2008 Baseball Predictions
- The Cubs start off strong in defense of their division title, but tank when Lou Piniella takes up Transcendental Meditation and starts greeting umpires with garlands of flowers.*
- Tom Glavine returns to the Braves for his swan song; unfortunately, he spends most of the year playing poker with John Smoltz, and ends his season early by falling off Smoltzie's roof. To add insult to injury, Smoltz still makes him finish the gutters.
- Mike Timlin retires, but still hangs out in the Red Sox bullpen. During the first Sox game in New York, he kills all of Yankee Stadium's squirrels and roasts them on a spit.
- Ken Griffey, Jr. hits his 600th home run and is mercifully removed for a pinch runner.
- Johan Santana will be traded to the Mets for a payroll-shaking salary. Come opening day, his pitching hand will fall off and walk away like Thing in the Addams Family.
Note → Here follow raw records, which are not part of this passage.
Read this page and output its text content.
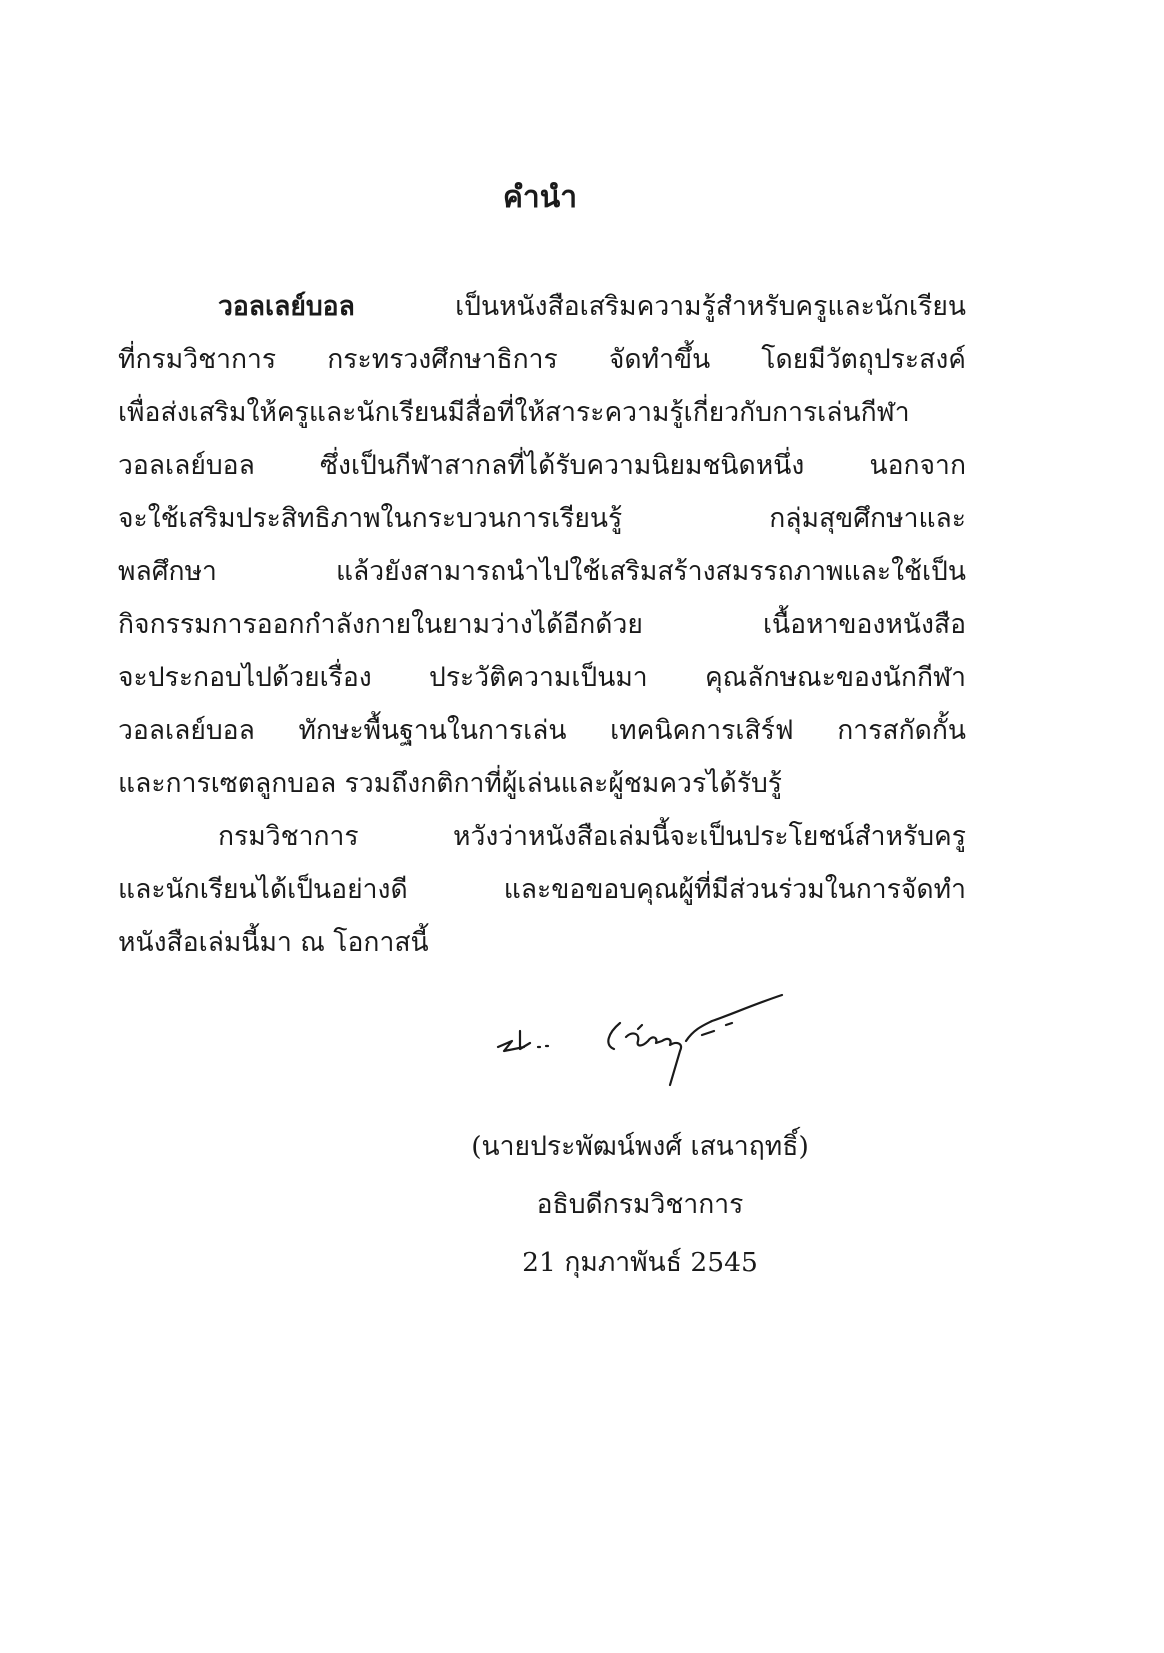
คำนำ
วอลเลย์บอล	เป็นหนังสือเสริมความรู้สำหรับครูและนักเรียน
ที่กรมวิชาการ กระทรวงศึกษาธิการ จัดทำขึ้น โดยมีวัตถุประสงค์
เพื่อส่งเสริมให้ครูและนักเรียนมีสื่อที่ให้สาระความรู้เกี่ยวกับการเล่นกีฬา
วอลเลย์บอล ซึ่งเป็นกีฬาสากลที่ได้รับความนิยมชนิดหนึ่ง นอกจาก
จะใช้เสริมประสิทธิภาพในกระบวนการเรียนรู้ กลุ่มสุขศึกษาและ
พลศึกษา แล้วยังสามารถนำไปใช้เสริมสร้างสมรรถภาพและใช้เป็น
กิจกรรมการออกกำลังกายในยามว่างได้อีกด้วย เนื้อหาของหนังสือ
จะประกอบไปด้วยเรื่อง ประวัติความเป็นมา คุณลักษณะของนักกีฬา
วอลเลย์บอล ทักษะพื้นฐานในการเล่น เทคนิคการเสิร์ฟ การสกัดกั้น
และการเซตลูกบอล รวมถึงกติกาที่ผู้เล่นและผู้ชมควรได้รับรู้
กรมวิชาการ หวังว่าหนังสือเล่มนี้จะเป็นประโยชน์สำหรับครู
และนักเรียนได้เป็นอย่างดี และขอขอบคุณผู้ที่มีส่วนร่วมในการจัดทำ
หนังสือเล่มนี้มา ณ โอกาสนี้
(นายประพัฒน์พงศ์ เสนาฤทธิ์)
อธิบดีกรมวิชาการ
21 กุมภาพันธ์ 2545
- Noting that the Colorado Rockies' improbable success followed after the team dedicated itself to Christian morality, the Washington Nationals convert, as a group, to the Rastafarian faith. Wily Mo Pena bats .500 and is named the league MVP.**
- Curt Schilling shocks the world by dropping his bid for a new contract in order to run for President of the United States. (He's working on a 20-point lead in the polls in October, but blows it by shaking off Jason Varitek.)
- Torii Hunter to the Yankees, Melky Cabrera to the Twins, Johnny Damon to a shopping cart in the parking lot of Dodger Stadium.
- The Kansas City Royals win 145 games, dominating all challengers in unprecedented fashion. Unfortunately, no one is paying enough attention to remember which division they're in, and the playoffs go on without them.
- Not to be outdone by C.C. Sabathia's tattoo (his own name, on his back, uniform style), Josh Beckett has Nolan Ryan's name tattooed on his back. He also lodges a complaint with Major League Baseball when he discovers he's not allowed to pitch topless.***
*Lou Piniella is the Walrus. Terry Francona is the Eggman. Goo goo g'joob.
**His AL counterpart is the Triple Crown winning Kevin Millar.
***Which is nothing compared to Papelbon's protest about the oppression of the pantsless in American public life. Seriously, theses will be written.